Using a protractor the students gages the angle of elevation to the top of the fountain, in the center of the pool, to be 74 degrees.
This question in incomplete. Do they want to know the height of the fountain?
That would be H = R*tan74, where
R = 240/(2 pi) = 38.2 meters.
Now compute H.
It seems rather high to me.
Oh, yes.
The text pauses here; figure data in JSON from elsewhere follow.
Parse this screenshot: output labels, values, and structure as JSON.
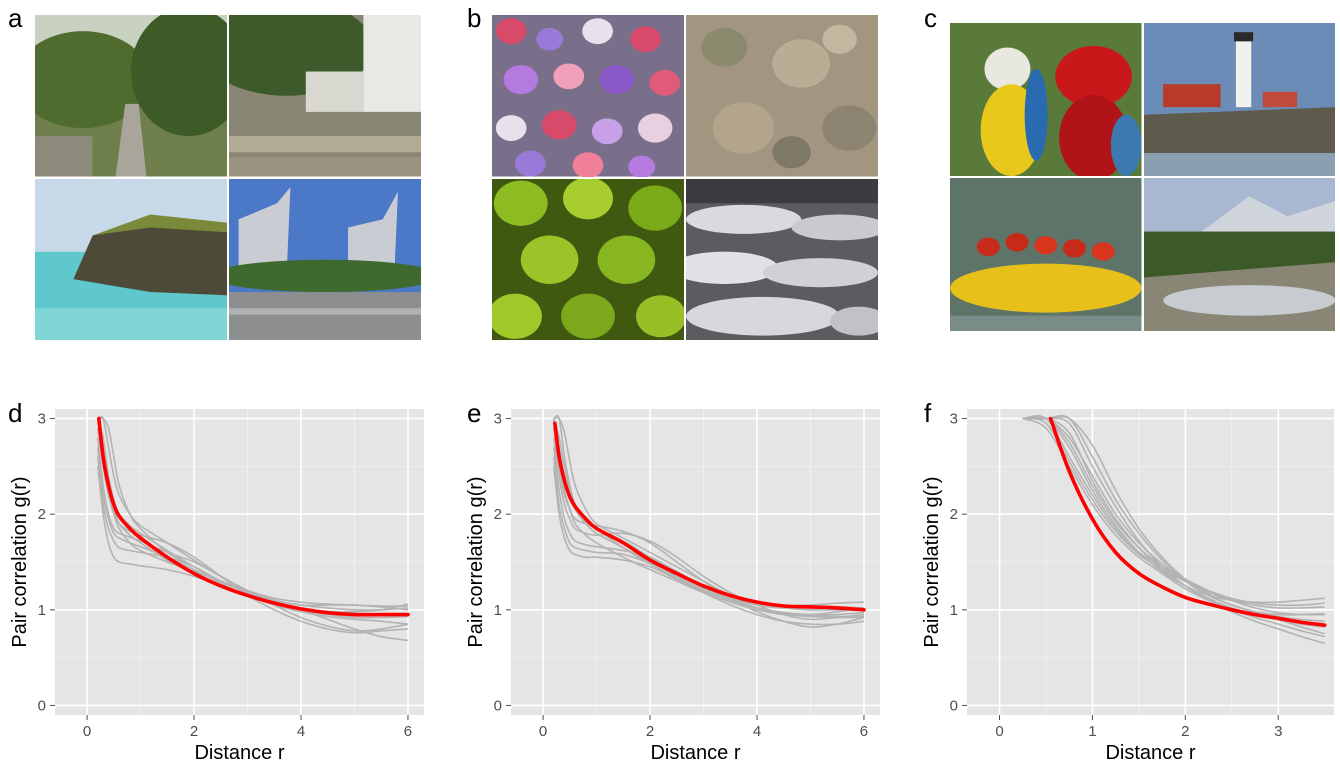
{
  "panel_labels": [
    "a",
    "b",
    "c",
    "d",
    "e",
    "f"
  ],
  "image_panels": [
    {
      "label": "a",
      "tiles": [
        "garden-path-photo",
        "courtyard-steps-photo",
        "coastal-cliff-photo",
        "tower-buildings-photo"
      ]
    },
    {
      "label": "b",
      "tiles": [
        "flower-field-texture",
        "lichen-rock-texture",
        "succulent-leaves-texture",
        "ice-floes-texture"
      ]
    },
    {
      "label": "c",
      "tiles": [
        "macaws-photo",
        "lighthouse-photo",
        "rafting-photo",
        "mountain-stream-photo"
      ]
    }
  ],
  "colors": {
    "panel_background": "#e5e5e5",
    "grid_major": "#ffffff",
    "individual_curve": "#b3b3b3",
    "mean_curve": "#ff0000"
  },
  "chart_data": [
    {
      "type": "line",
      "panel": "d",
      "xlabel": "Distance  r",
      "ylabel": "Pair correlation  g(r)",
      "xlim": [
        -0.6,
        6.3
      ],
      "ylim": [
        -0.1,
        3.1
      ],
      "xticks": [
        0,
        2,
        4,
        6
      ],
      "yticks": [
        0,
        1,
        2,
        3
      ],
      "x": [
        0.2,
        0.3,
        0.4,
        0.5,
        0.6,
        0.8,
        1.0,
        1.5,
        2.0,
        2.5,
        3.0,
        3.5,
        4.0,
        4.5,
        5.0,
        5.5,
        6.0
      ],
      "series": [
        {
          "values": [
            3.0,
            2.6,
            2.25,
            2.05,
            1.9,
            1.78,
            1.7,
            1.52,
            1.38,
            1.25,
            1.15,
            1.08,
            1.02,
            0.98,
            0.95,
            0.95,
            0.95
          ]
        },
        {
          "values": [
            2.5,
            2.0,
            1.7,
            1.55,
            1.5,
            1.48,
            1.46,
            1.42,
            1.35,
            1.25,
            1.15,
            1.05,
            0.98,
            0.93,
            0.9,
            0.88,
            0.85
          ]
        },
        {
          "values": [
            3.0,
            3.0,
            2.9,
            2.6,
            2.3,
            2.0,
            1.85,
            1.6,
            1.45,
            1.3,
            1.2,
            1.1,
            1.05,
            1.02,
            1.0,
            1.0,
            1.02
          ]
        },
        {
          "values": [
            2.8,
            2.3,
            2.0,
            1.85,
            1.8,
            1.76,
            1.72,
            1.6,
            1.5,
            1.35,
            1.2,
            1.1,
            1.05,
            1.05,
            1.05,
            1.03,
            1.0
          ]
        },
        {
          "values": [
            3.0,
            2.7,
            2.3,
            2.05,
            1.9,
            1.82,
            1.78,
            1.7,
            1.55,
            1.35,
            1.15,
            1.0,
            0.88,
            0.8,
            0.76,
            0.78,
            0.8
          ]
        },
        {
          "values": [
            2.9,
            2.5,
            2.2,
            2.0,
            1.85,
            1.7,
            1.62,
            1.5,
            1.4,
            1.3,
            1.2,
            1.12,
            1.08,
            1.06,
            1.05,
            1.04,
            1.04
          ]
        },
        {
          "values": [
            3.0,
            3.0,
            2.7,
            2.4,
            2.2,
            2.0,
            1.88,
            1.7,
            1.52,
            1.35,
            1.2,
            1.05,
            0.92,
            0.83,
            0.78,
            0.8,
            0.85
          ]
        },
        {
          "values": [
            2.7,
            2.2,
            1.95,
            1.8,
            1.75,
            1.7,
            1.66,
            1.55,
            1.42,
            1.28,
            1.15,
            1.06,
            1.0,
            0.98,
            0.98,
            1.0,
            1.06
          ]
        },
        {
          "values": [
            3.0,
            2.8,
            2.4,
            2.15,
            2.0,
            1.88,
            1.8,
            1.62,
            1.45,
            1.3,
            1.18,
            1.08,
            1.0,
            0.95,
            0.92,
            0.92,
            0.93
          ]
        },
        {
          "values": [
            2.6,
            2.1,
            1.85,
            1.72,
            1.65,
            1.62,
            1.6,
            1.55,
            1.45,
            1.3,
            1.18,
            1.08,
            1.0,
            0.9,
            0.8,
            0.72,
            0.68
          ]
        }
      ],
      "mean": {
        "x": [
          0.22,
          0.3,
          0.4,
          0.5,
          0.6,
          0.8,
          1.0,
          1.5,
          2.0,
          2.5,
          3.0,
          3.5,
          4.0,
          4.5,
          5.0,
          5.5,
          6.0
        ],
        "values": [
          3.0,
          2.6,
          2.3,
          2.1,
          1.98,
          1.85,
          1.75,
          1.55,
          1.38,
          1.25,
          1.15,
          1.07,
          1.01,
          0.97,
          0.95,
          0.95,
          0.95
        ]
      }
    },
    {
      "type": "line",
      "panel": "e",
      "xlabel": "Distance  r",
      "ylabel": "Pair correlation  g(r)",
      "xlim": [
        -0.6,
        6.3
      ],
      "ylim": [
        -0.1,
        3.1
      ],
      "xticks": [
        0,
        2,
        4,
        6
      ],
      "yticks": [
        0,
        1,
        2,
        3
      ],
      "x": [
        0.2,
        0.3,
        0.4,
        0.5,
        0.6,
        0.8,
        1.0,
        1.5,
        2.0,
        2.5,
        3.0,
        3.5,
        4.0,
        4.5,
        5.0,
        5.5,
        6.0
      ],
      "series": [
        {
          "values": [
            3.0,
            2.7,
            2.4,
            2.2,
            2.05,
            1.9,
            1.8,
            1.65,
            1.5,
            1.35,
            1.22,
            1.12,
            1.05,
            1.02,
            1.0,
            1.0,
            1.0
          ]
        },
        {
          "values": [
            2.6,
            2.1,
            1.85,
            1.7,
            1.65,
            1.62,
            1.6,
            1.58,
            1.48,
            1.32,
            1.18,
            1.05,
            0.95,
            0.88,
            0.85,
            0.85,
            0.88
          ]
        },
        {
          "values": [
            3.0,
            3.0,
            2.85,
            2.55,
            2.3,
            2.05,
            1.9,
            1.75,
            1.6,
            1.45,
            1.3,
            1.15,
            1.05,
            1.02,
            1.03,
            1.03,
            1.02
          ]
        },
        {
          "values": [
            2.8,
            2.4,
            2.1,
            1.95,
            1.85,
            1.8,
            1.78,
            1.8,
            1.72,
            1.55,
            1.35,
            1.18,
            1.05,
            0.95,
            0.9,
            0.92,
            0.95
          ]
        },
        {
          "values": [
            3.0,
            2.6,
            2.25,
            2.05,
            1.9,
            1.78,
            1.7,
            1.55,
            1.42,
            1.3,
            1.18,
            1.08,
            1.0,
            0.95,
            0.93,
            0.92,
            0.92
          ]
        },
        {
          "values": [
            2.9,
            2.5,
            2.2,
            2.05,
            1.95,
            1.9,
            1.88,
            1.82,
            1.7,
            1.5,
            1.3,
            1.12,
            0.98,
            0.88,
            0.82,
            0.85,
            0.92
          ]
        },
        {
          "values": [
            3.0,
            3.0,
            2.6,
            2.3,
            2.1,
            1.92,
            1.85,
            1.72,
            1.55,
            1.4,
            1.25,
            1.15,
            1.08,
            1.05,
            1.05,
            1.07,
            1.08
          ]
        },
        {
          "values": [
            2.7,
            2.25,
            1.95,
            1.8,
            1.72,
            1.68,
            1.66,
            1.62,
            1.55,
            1.4,
            1.25,
            1.12,
            1.02,
            0.96,
            0.95,
            0.98,
            1.02
          ]
        },
        {
          "values": [
            3.0,
            2.8,
            2.5,
            2.25,
            2.1,
            1.95,
            1.85,
            1.65,
            1.48,
            1.33,
            1.2,
            1.1,
            1.02,
            0.97,
            0.95,
            0.95,
            0.97
          ]
        },
        {
          "values": [
            2.5,
            2.0,
            1.75,
            1.62,
            1.58,
            1.55,
            1.55,
            1.52,
            1.45,
            1.32,
            1.2,
            1.1,
            1.02,
            0.97,
            0.94,
            0.93,
            0.93
          ]
        }
      ],
      "mean": {
        "x": [
          0.22,
          0.3,
          0.4,
          0.5,
          0.6,
          0.8,
          1.0,
          1.5,
          2.0,
          2.5,
          3.0,
          3.5,
          4.0,
          4.5,
          5.0,
          5.5,
          6.0
        ],
        "values": [
          2.95,
          2.6,
          2.35,
          2.18,
          2.08,
          1.95,
          1.85,
          1.7,
          1.52,
          1.38,
          1.25,
          1.15,
          1.08,
          1.04,
          1.03,
          1.02,
          1.0
        ]
      }
    },
    {
      "type": "line",
      "panel": "f",
      "xlabel": "Distance  r",
      "ylabel": "Pair correlation  g(r)",
      "xlim": [
        -0.35,
        3.6
      ],
      "ylim": [
        -0.1,
        3.1
      ],
      "xticks": [
        0,
        1,
        2,
        3
      ],
      "yticks": [
        0,
        1,
        2,
        3
      ],
      "x": [
        0.25,
        0.5,
        0.75,
        1.0,
        1.25,
        1.5,
        1.75,
        2.0,
        2.25,
        2.5,
        2.75,
        3.0,
        3.25,
        3.5
      ],
      "series": [
        {
          "values": [
            3.0,
            3.0,
            2.85,
            2.35,
            1.95,
            1.65,
            1.42,
            1.25,
            1.12,
            1.02,
            0.95,
            0.9,
            0.85,
            0.82
          ]
        },
        {
          "values": [
            3.0,
            3.0,
            2.7,
            2.25,
            1.88,
            1.6,
            1.4,
            1.25,
            1.15,
            1.1,
            1.08,
            1.08,
            1.1,
            1.12
          ]
        },
        {
          "values": [
            3.0,
            3.0,
            3.0,
            2.6,
            2.15,
            1.8,
            1.52,
            1.3,
            1.15,
            1.05,
            0.98,
            0.95,
            0.95,
            0.96
          ]
        },
        {
          "values": [
            3.0,
            2.9,
            2.5,
            2.1,
            1.78,
            1.55,
            1.38,
            1.22,
            1.1,
            1.0,
            0.92,
            0.85,
            0.78,
            0.72
          ]
        },
        {
          "values": [
            3.0,
            3.0,
            2.95,
            2.5,
            2.08,
            1.72,
            1.45,
            1.25,
            1.1,
            0.98,
            0.88,
            0.8,
            0.72,
            0.65
          ]
        },
        {
          "values": [
            3.0,
            3.0,
            2.6,
            2.2,
            1.85,
            1.6,
            1.45,
            1.32,
            1.2,
            1.1,
            1.02,
            0.97,
            0.95,
            0.95
          ]
        },
        {
          "values": [
            3.0,
            3.0,
            3.0,
            2.72,
            2.25,
            1.85,
            1.55,
            1.32,
            1.16,
            1.05,
            0.98,
            0.93,
            0.9,
            0.88
          ]
        },
        {
          "values": [
            3.0,
            2.95,
            2.55,
            2.15,
            1.82,
            1.58,
            1.42,
            1.3,
            1.2,
            1.12,
            1.07,
            1.05,
            1.05,
            1.07
          ]
        },
        {
          "values": [
            3.0,
            3.0,
            2.8,
            2.4,
            2.0,
            1.7,
            1.48,
            1.3,
            1.15,
            1.05,
            0.97,
            0.9,
            0.82,
            0.75
          ]
        },
        {
          "values": [
            3.0,
            3.0,
            2.75,
            2.3,
            1.92,
            1.65,
            1.45,
            1.3,
            1.18,
            1.1,
            1.05,
            1.02,
            1.02,
            1.03
          ]
        }
      ],
      "mean": {
        "x": [
          0.55,
          0.75,
          1.0,
          1.25,
          1.5,
          1.75,
          2.0,
          2.25,
          2.5,
          2.75,
          3.0,
          3.25,
          3.5
        ],
        "values": [
          3.0,
          2.45,
          1.95,
          1.6,
          1.38,
          1.24,
          1.13,
          1.06,
          1.0,
          0.95,
          0.91,
          0.87,
          0.84
        ]
      }
    }
  ]
}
I am sorry.
I am attempting to calculate the height of the fountain.
It does indeed seem rather high. But the numbers for my assignment are randomly generated. So that may explain this phenomenon.
Thank you for your help.
So what is your question? I'm assuming
you want to know the height of the fountain.
C = 6.28r = 250m,
r = 250 / 6.28 = 39.8m.
tan74 = h/r = h / 39.8
h = 39.8tan74 = 138.8m.
drwls, you finished a little ahead of me: but that's good because i used the wrong value for the circumference.
To find the height of the fountain, we can use trigonometry. Let's break down the problem step by step:
Step 1: Visualize the scenario
Imagine a circular pool with a fountain at its center. The student is standing somewhere around the pool and looking at the fountain. The angle of elevation is the angle between the student's line of sight and the horizontal plane.
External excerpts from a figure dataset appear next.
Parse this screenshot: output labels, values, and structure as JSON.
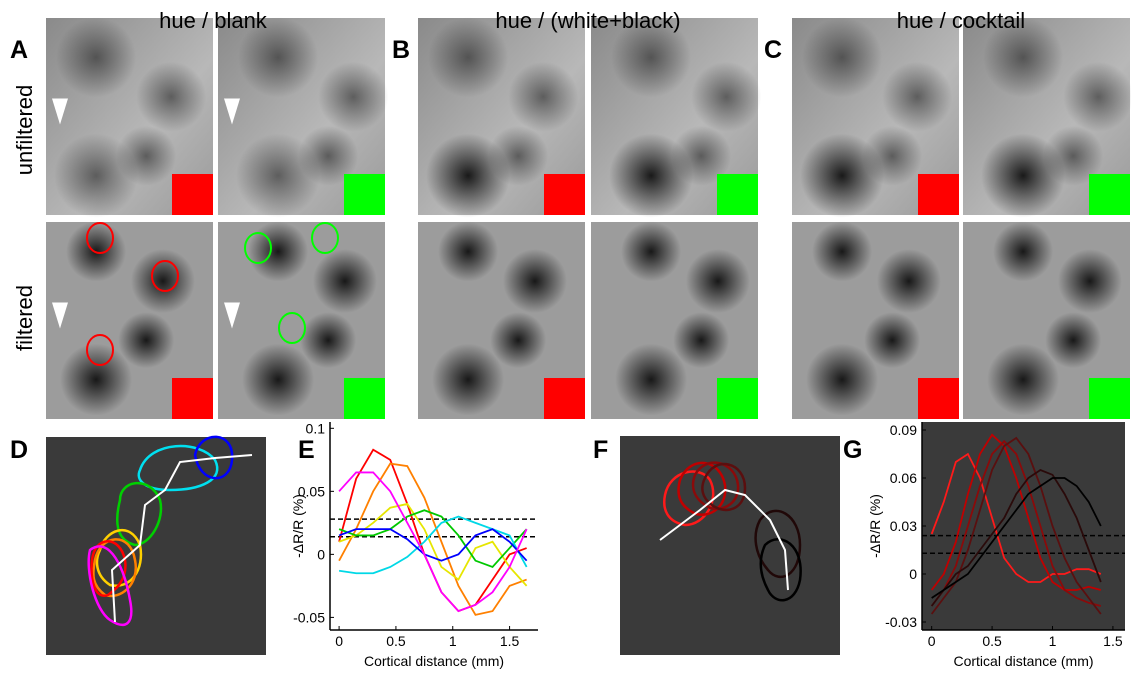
{
  "figure": {
    "column_titles": [
      "hue / blank",
      "hue / (white+black)",
      "hue / cocktail"
    ],
    "row_labels": [
      "unfiltered",
      "filtered"
    ],
    "panel_letters": [
      "A",
      "B",
      "C",
      "D",
      "E",
      "F",
      "G"
    ]
  },
  "chart_data": [
    {
      "type": "line",
      "ylabel": "-ΔR/R (%)",
      "xlabel": "Cortical distance (mm)",
      "xlim": [
        -0.08,
        1.75
      ],
      "xticks": [
        0,
        0.5,
        1,
        1.5
      ],
      "ylim": [
        -0.06,
        0.105
      ],
      "yticks": [
        -0.05,
        0,
        0.05,
        0.1
      ],
      "reference_lines": [
        0.028,
        0.014
      ],
      "x": [
        0,
        0.15,
        0.3,
        0.45,
        0.6,
        0.75,
        0.9,
        1.05,
        1.2,
        1.35,
        1.5,
        1.65
      ],
      "series": [
        {
          "color": "#ff0000",
          "values": [
            0.01,
            0.06,
            0.083,
            0.075,
            0.04,
            0.0,
            -0.03,
            -0.045,
            -0.04,
            -0.02,
            0.0,
            0.005
          ]
        },
        {
          "color": "#ff8000",
          "values": [
            -0.005,
            0.02,
            0.05,
            0.072,
            0.07,
            0.045,
            0.01,
            -0.025,
            -0.048,
            -0.045,
            -0.025,
            -0.02
          ]
        },
        {
          "color": "#e6e600",
          "values": [
            0.01,
            0.015,
            0.025,
            0.037,
            0.04,
            0.02,
            -0.01,
            -0.02,
            0.005,
            0.01,
            -0.01,
            -0.025
          ]
        },
        {
          "color": "#00c800",
          "values": [
            0.02,
            0.015,
            0.015,
            0.02,
            0.03,
            0.035,
            0.03,
            0.015,
            -0.005,
            -0.01,
            0.005,
            0.02
          ]
        },
        {
          "color": "#00d8e6",
          "values": [
            -0.013,
            -0.015,
            -0.015,
            -0.01,
            -0.002,
            0.01,
            0.025,
            0.03,
            0.025,
            0.02,
            0.015,
            -0.01
          ]
        },
        {
          "color": "#0000ff",
          "values": [
            0.015,
            0.02,
            0.02,
            0.02,
            0.012,
            0.0,
            -0.005,
            0.0,
            0.015,
            0.02,
            0.01,
            -0.005
          ]
        },
        {
          "color": "#ff00ff",
          "values": [
            0.05,
            0.065,
            0.065,
            0.05,
            0.025,
            0.0,
            -0.03,
            -0.045,
            -0.04,
            -0.03,
            -0.01,
            0.02
          ]
        }
      ]
    },
    {
      "type": "line",
      "ylabel": "-ΔR/R (%)",
      "xlabel": "Cortical distance (mm)",
      "xlim": [
        -0.08,
        1.6
      ],
      "xticks": [
        0,
        0.5,
        1,
        1.5
      ],
      "ylim": [
        -0.035,
        0.095
      ],
      "yticks": [
        -0.03,
        0,
        0.03,
        0.06,
        0.09
      ],
      "reference_lines": [
        0.024,
        0.013
      ],
      "x": [
        0,
        0.1,
        0.2,
        0.3,
        0.4,
        0.5,
        0.6,
        0.7,
        0.8,
        0.9,
        1.0,
        1.1,
        1.2,
        1.3,
        1.4
      ],
      "series": [
        {
          "color": "#ff1a1a",
          "values": [
            0.025,
            0.045,
            0.07,
            0.075,
            0.06,
            0.035,
            0.01,
            0.0,
            -0.005,
            -0.005,
            0.0,
            0.0,
            0.003,
            0.003,
            0.0
          ]
        },
        {
          "color": "#c00000",
          "values": [
            -0.01,
            0.0,
            0.02,
            0.05,
            0.075,
            0.087,
            0.08,
            0.06,
            0.035,
            0.01,
            -0.005,
            -0.01,
            -0.01,
            -0.008,
            -0.01
          ]
        },
        {
          "color": "#8b0a0a",
          "values": [
            -0.02,
            -0.01,
            0.005,
            0.03,
            0.055,
            0.075,
            0.083,
            0.075,
            0.055,
            0.03,
            0.005,
            -0.01,
            -0.015,
            -0.018,
            -0.02
          ]
        },
        {
          "color": "#5a0f0f",
          "values": [
            -0.025,
            -0.015,
            -0.005,
            0.015,
            0.04,
            0.065,
            0.08,
            0.085,
            0.075,
            0.055,
            0.03,
            0.01,
            -0.005,
            -0.015,
            -0.025
          ]
        },
        {
          "color": "#2a0a0a",
          "values": [
            -0.02,
            -0.01,
            0.0,
            0.005,
            0.015,
            0.025,
            0.035,
            0.05,
            0.06,
            0.065,
            0.062,
            0.05,
            0.035,
            0.015,
            -0.005
          ]
        },
        {
          "color": "#000000",
          "values": [
            -0.015,
            -0.01,
            -0.005,
            0.0,
            0.01,
            0.02,
            0.03,
            0.04,
            0.05,
            0.055,
            0.06,
            0.06,
            0.055,
            0.045,
            0.03
          ]
        }
      ]
    }
  ]
}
Step 2: Understand the information given
The student estimates the circumference of the pool to be 240 meters. This means that if the student walks around the pool, they would have to cover a distance of 240 meters. Additionally, the student measures the angle of elevation to the top of the fountain and finds it to be 74 degrees.
Step 3: Identify the trigonometric ratio
Since we have the angle of elevation, let's focus on the opposite and adjacent sides of the triangle formed. The opposite side is the height of the fountain (which we want to find), and the adjacent side is the radius of the pool.
Step 4: Set up the trigonometric equation
We'll use the tangent function, which relates the opposite side to the adjacent side. In this case, the tangent of the angle of elevation (74 degrees) is equal to the height of the fountain (opposite side) divided by the radius of the pool (adjacent side).
tan(74 degrees) = height of fountain / radius of pool
Step 5: Solve the equation
To find the height of the fountain, we need to isolate that variable. We rearrange the equation:
height of fountain = tan(74 degrees) * radius of pool
Step 6: Calculate the height of the fountain
We know the circumference of a circle is related to its radius by the equation:
circumference = 2π * radius of pool
240 meters = 2π * radius of pool
Solving for the radius of the pool:
radius of pool = 240 meters / (2π)
Now, substituting this value into the equation we derived earlier:
height of fountain = tan(74 degrees) * (240 meters / (2π))
Using a calculator, we can evaluate:
height of fountain ≈ tan(74 degrees) * (240 meters / (2π))
Please note that the height of the fountain will be in meters, and the result will depend on the specific values of tan(74 degrees) and π used for calculations.